The major outcomes of the project would be the promotion of a better understanding of European history and its diversity, a deeper knowledge of European values and, at the same time, to encourage democratic participation of youth citizens and explain to younger generations that, as in the past, the construction of the future depends largely on their participation and activism, through European institutional structures or through the agency of an informed and responsible citizenship.
The project “From Helsinki to Berlin: Europe and the Fall of the Berlin Wall” supported by the European Commission – European Solidarity Corps and the Europe for Citizens programmes, aims to contribute to a better understanding of the role of European actors in the fall of the Berlin Wall, especially youth and students’ movements and non-governmental organisations in the period between the Helsinki Conference (1975) and the end of the Cold War.
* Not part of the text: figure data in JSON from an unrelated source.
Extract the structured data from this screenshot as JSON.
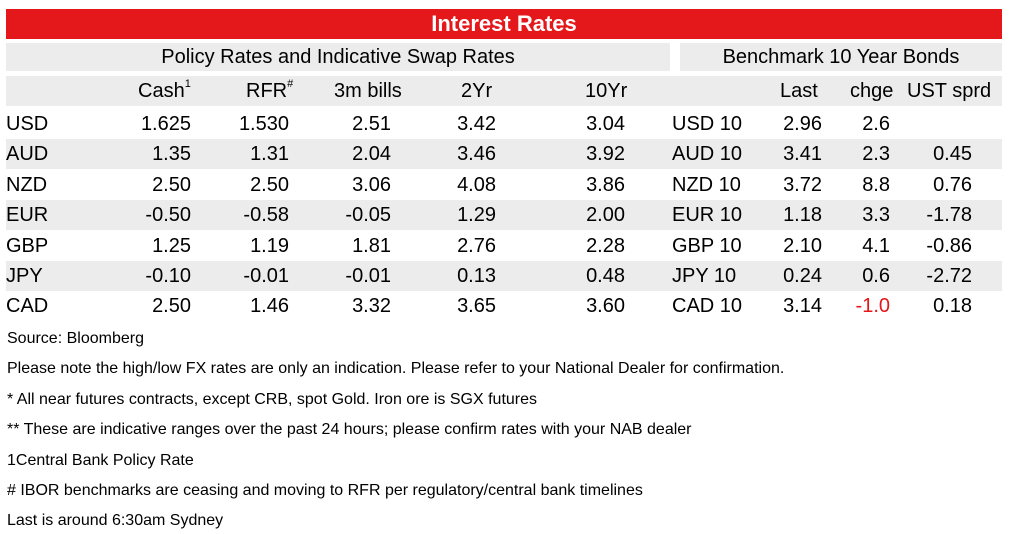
{
  "title": "Interest Rates",
  "left_section_title": "Policy Rates and Indicative Swap Rates",
  "right_section_title": "Benchmark 10 Year Bonds",
  "headers": {
    "cash": "Cash",
    "cash_sup": "1",
    "rfr": "RFR",
    "rfr_sup": "#",
    "bills3m": "3m bills",
    "yr2": "2Yr",
    "yr10": "10Yr",
    "last": "Last",
    "chge": "chge",
    "ust": "UST sprd"
  },
  "rows": [
    {
      "ccy": "USD",
      "cash": "1.625",
      "rfr": "1.530",
      "bills": "2.51",
      "y2": "3.42",
      "y10": "3.04",
      "bond": "USD 10",
      "last": "2.96",
      "chge": "2.6",
      "ust": ""
    },
    {
      "ccy": "AUD",
      "cash": "1.35",
      "rfr": "1.31",
      "bills": "2.04",
      "y2": "3.46",
      "y10": "3.92",
      "bond": "AUD 10",
      "last": "3.41",
      "chge": "2.3",
      "ust": "0.45"
    },
    {
      "ccy": "NZD",
      "cash": "2.50",
      "rfr": "2.50",
      "bills": "3.06",
      "y2": "4.08",
      "y10": "3.86",
      "bond": "NZD 10",
      "last": "3.72",
      "chge": "8.8",
      "ust": "0.76"
    },
    {
      "ccy": "EUR",
      "cash": "-0.50",
      "rfr": "-0.58",
      "bills": "-0.05",
      "y2": "1.29",
      "y10": "2.00",
      "bond": "EUR 10",
      "last": "1.18",
      "chge": "3.3",
      "ust": "-1.78"
    },
    {
      "ccy": "GBP",
      "cash": "1.25",
      "rfr": "1.19",
      "bills": "1.81",
      "y2": "2.76",
      "y10": "2.28",
      "bond": "GBP 10",
      "last": "2.10",
      "chge": "4.1",
      "ust": "-0.86"
    },
    {
      "ccy": "JPY",
      "cash": "-0.10",
      "rfr": "-0.01",
      "bills": "-0.01",
      "y2": "0.13",
      "y10": "0.48",
      "bond": "JPY 10",
      "last": "0.24",
      "chge": "0.6",
      "ust": "-2.72"
    },
    {
      "ccy": "CAD",
      "cash": "2.50",
      "rfr": "1.46",
      "bills": "3.32",
      "y2": "3.65",
      "y10": "3.60",
      "bond": "CAD 10",
      "last": "3.14",
      "chge": "-1.0",
      "ust": "0.18"
    }
  ],
  "negative_color": "#e4171b",
  "notes": [
    "Source: Bloomberg",
    "Please note the high/low FX rates are only an indication. Please refer to your National Dealer for confirmation.",
    "* All near futures contracts, except CRB, spot Gold.  Iron ore is SGX futures",
    "** These are indicative ranges over the past 24 hours; please confirm rates with your NAB dealer",
    "1Central Bank Policy Rate",
    "# IBOR benchmarks are ceasing and moving to RFR per regulatory/central bank timelines",
    "Last is around 6:30am Sydney"
  ]
}
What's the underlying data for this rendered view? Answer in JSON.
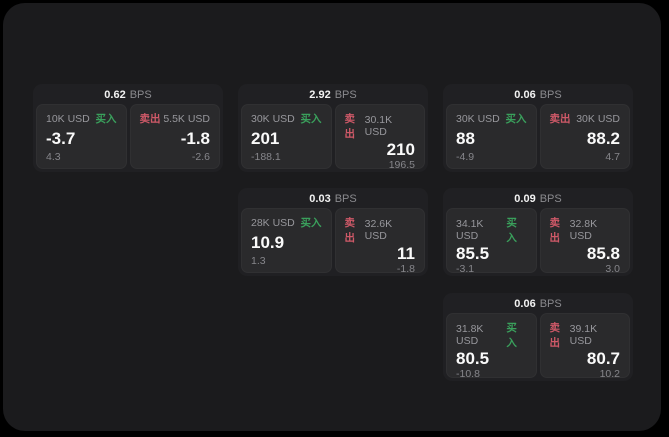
{
  "panel": {
    "bg": "#1b1b1d",
    "outer_bg": "#000000"
  },
  "labels": {
    "buy": "买入",
    "sell": "卖出",
    "bps_unit": "BPS"
  },
  "colors": {
    "buy": "#3aa05c",
    "sell": "#cf5968",
    "price_text": "#fafafa",
    "muted_text": "#97979c"
  },
  "cards": [
    {
      "row": 1,
      "col": 1,
      "bps": "0.62",
      "buy": {
        "notional": "10K USD",
        "price": "-3.7",
        "sub": "4.3"
      },
      "sell": {
        "notional": "5.5K USD",
        "price": "-1.8",
        "sub": "-2.6"
      }
    },
    {
      "row": 1,
      "col": 2,
      "bps": "2.92",
      "buy": {
        "notional": "30K USD",
        "price": "201",
        "sub": "-188.1"
      },
      "sell": {
        "notional": "30.1K USD",
        "price": "210",
        "sub": "196.5"
      }
    },
    {
      "row": 1,
      "col": 3,
      "bps": "0.06",
      "buy": {
        "notional": "30K USD",
        "price": "88",
        "sub": "-4.9"
      },
      "sell": {
        "notional": "30K USD",
        "price": "88.2",
        "sub": "4.7"
      }
    },
    {
      "row": 2,
      "col": 2,
      "bps": "0.03",
      "buy": {
        "notional": "28K USD",
        "price": "10.9",
        "sub": "1.3"
      },
      "sell": {
        "notional": "32.6K USD",
        "price": "11",
        "sub": "-1.8"
      }
    },
    {
      "row": 2,
      "col": 3,
      "bps": "0.09",
      "buy": {
        "notional": "34.1K USD",
        "price": "85.5",
        "sub": "-3.1"
      },
      "sell": {
        "notional": "32.8K USD",
        "price": "85.8",
        "sub": "3.0"
      }
    },
    {
      "row": 3,
      "col": 3,
      "bps": "0.06",
      "buy": {
        "notional": "31.8K USD",
        "price": "80.5",
        "sub": "-10.8"
      },
      "sell": {
        "notional": "39.1K USD",
        "price": "80.7",
        "sub": "10.2"
      }
    }
  ]
}
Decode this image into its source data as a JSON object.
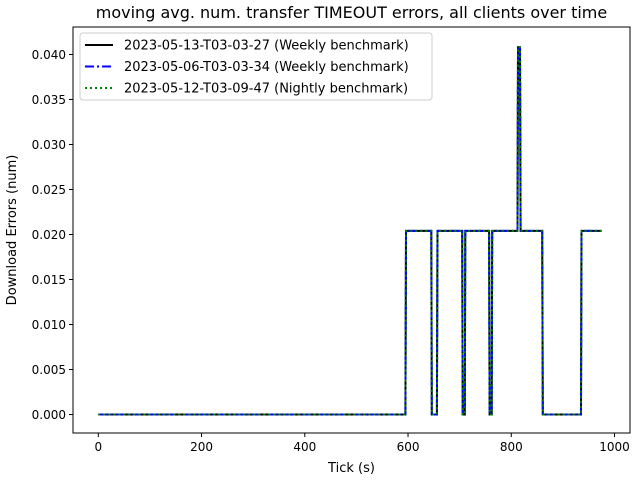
{
  "chart_data": {
    "type": "line",
    "title": "moving avg. num. transfer TIMEOUT errors, all clients over time",
    "xlabel": "Tick (s)",
    "ylabel": "Download Errors (num)",
    "xlim": [
      -49,
      1030
    ],
    "ylim": [
      -0.00205,
      0.04305
    ],
    "xticks": [
      0,
      200,
      400,
      600,
      800,
      1000
    ],
    "xtick_labels": [
      "0",
      "200",
      "400",
      "600",
      "800",
      "1000"
    ],
    "yticks": [
      0.0,
      0.005,
      0.01,
      0.015,
      0.02,
      0.025,
      0.03,
      0.035,
      0.04
    ],
    "ytick_labels": [
      "0.000",
      "0.005",
      "0.010",
      "0.015",
      "0.020",
      "0.025",
      "0.030",
      "0.035",
      "0.040"
    ],
    "grid": false,
    "legend_position": "top-left",
    "x": [
      0,
      595,
      596,
      645,
      646,
      656,
      657,
      705,
      706,
      710,
      711,
      757,
      758,
      762,
      763,
      812,
      813,
      817,
      818,
      860,
      861,
      935,
      936,
      975
    ],
    "series": [
      {
        "name": "2023-05-13-T03-03-27 (Weekly benchmark)",
        "color": "#000000",
        "style": "solid",
        "values": [
          0,
          0,
          0.0204,
          0.0204,
          0,
          0,
          0.0204,
          0.0204,
          0,
          0,
          0.0204,
          0.0204,
          0,
          0,
          0.0204,
          0.0204,
          0.0408,
          0.0408,
          0.0204,
          0.0204,
          0,
          0,
          0.0204,
          0.0204
        ]
      },
      {
        "name": "2023-05-06-T03-03-34 (Weekly benchmark)",
        "color": "#0000ff",
        "style": "dashdot",
        "values": [
          0,
          0,
          0.0204,
          0.0204,
          0,
          0,
          0.0204,
          0.0204,
          0,
          0,
          0.0204,
          0.0204,
          0,
          0,
          0.0204,
          0.0204,
          0.0408,
          0.0408,
          0.0204,
          0.0204,
          0,
          0,
          0.0204,
          0.0204
        ]
      },
      {
        "name": "2023-05-12-T03-09-47 (Nightly benchmark)",
        "color": "#008000",
        "style": "dotted",
        "values": [
          0,
          0,
          0.0204,
          0.0204,
          0,
          0,
          0.0204,
          0.0204,
          0,
          0,
          0.0204,
          0.0204,
          0,
          0,
          0.0204,
          0.0204,
          0.0408,
          0.0408,
          0.0204,
          0.0204,
          0,
          0,
          0.0204,
          0.0204
        ]
      }
    ]
  }
}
By promoting debate, knowledge dissemination and non-formal education activities around that historical process we also aim to encourage informed and responsible civic participation in the national and European Institutions and in transnational non-governmental organisations. The project will promote academic conferences, debates, workshops, non-formal education activities with students, teachers, researchers and the wider public in Portugal, Germany, Finland and the Netherlands, involving partners from the academia and civil society, especially youth organisations.